Score Distillation of Flow Matching Models
Mingyuan Zhou, Yi Gu, Huangjie Zheng, Liangchen Song, Guande He, Yizhe Zhang, Wenze Hu, Yinfei Yang
TL;DR
The paper addresses slow diffusion sampling by presenting a unified Gaussian-based perspective that links diffusion and flow matching. It derives Tweedie's formula to show equivalence of various targets (x0-, ε-, v-prediction) and analyzes loss weighting as the practical differentiator, avoiding ODE/SDE formulations. Building on this, it extends Score identity Distillation (SiD) to DiT-based flow-matching models and demonstrates data-free and data-aided distillation across SANA, SD3/SD3.5, and FLUX.1-dev to produce four-step generators without teacher finetuning, using a single codebase. The results establish a robust, general framework for accelerating flow- and diffusion-based text-to-image generation and bridge theoretical gaps between the two paradigms.
Abstract
Diffusion models achieve high-quality image generation but are limited by slow iterative sampling. Distillation methods alleviate this by enabling one- or few-step generation. Flow matching, originally introduced as a distinct framework, has since been shown to be theoretically equivalent to diffusion under Gaussian assumptions, raising the question of whether distillation techniques such as score distillation transfer directly. We provide a simple derivation -- based on Bayes' rule and conditional expectations -- that unifies Gaussian diffusion and flow matching without relying on ODE/SDE formulations.
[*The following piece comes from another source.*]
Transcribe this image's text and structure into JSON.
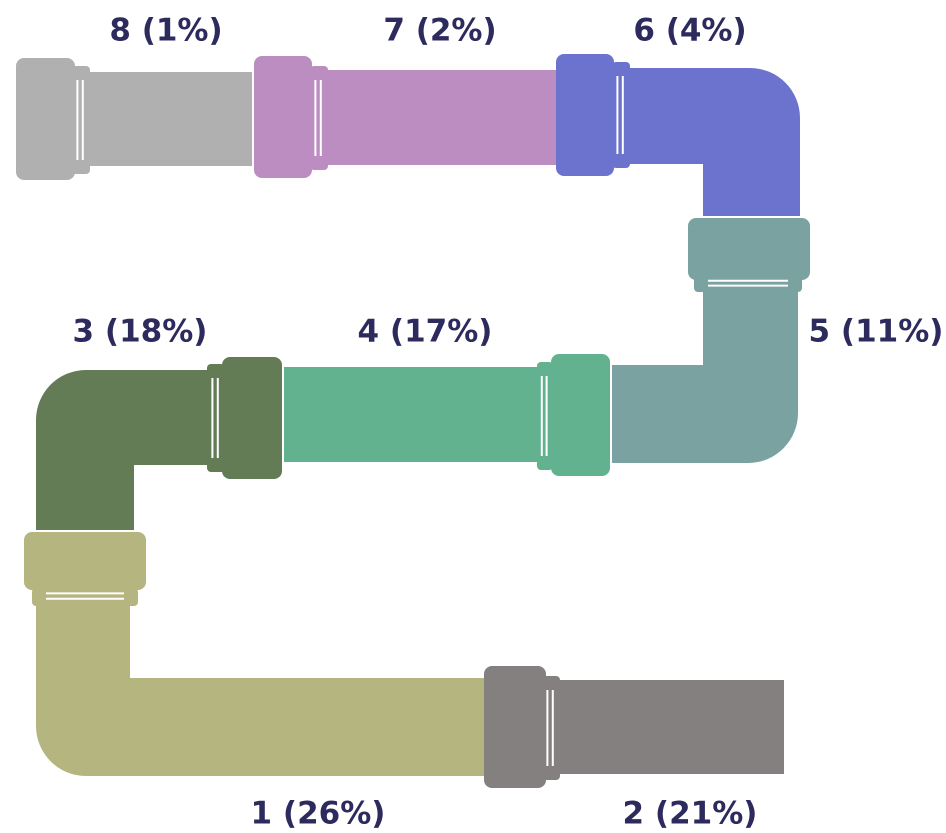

Building on this view, we extend Score identity Distillation (SiD) to pretrained text-to-image flow-matching models, including SANA, SD3-Medium, SD3.5-Medium/Large, and FLUX.1-dev, all with DiT backbones. Experiments show that, with only modest flow-matching- and DiT-specific adjustments, SiD works out of the box across these models, in both data-free and data-aided settings, without requiring teacher finetuning or architectural changes. This provides the first systematic evidence that score distillation applies broadly to text-to-image flow matching models, resolving prior concerns about stability and soundness and unifying acceleration techniques across diffusion- and flow-based generators. A project page is available at https://yigu1008.github.io/SiD-DiT.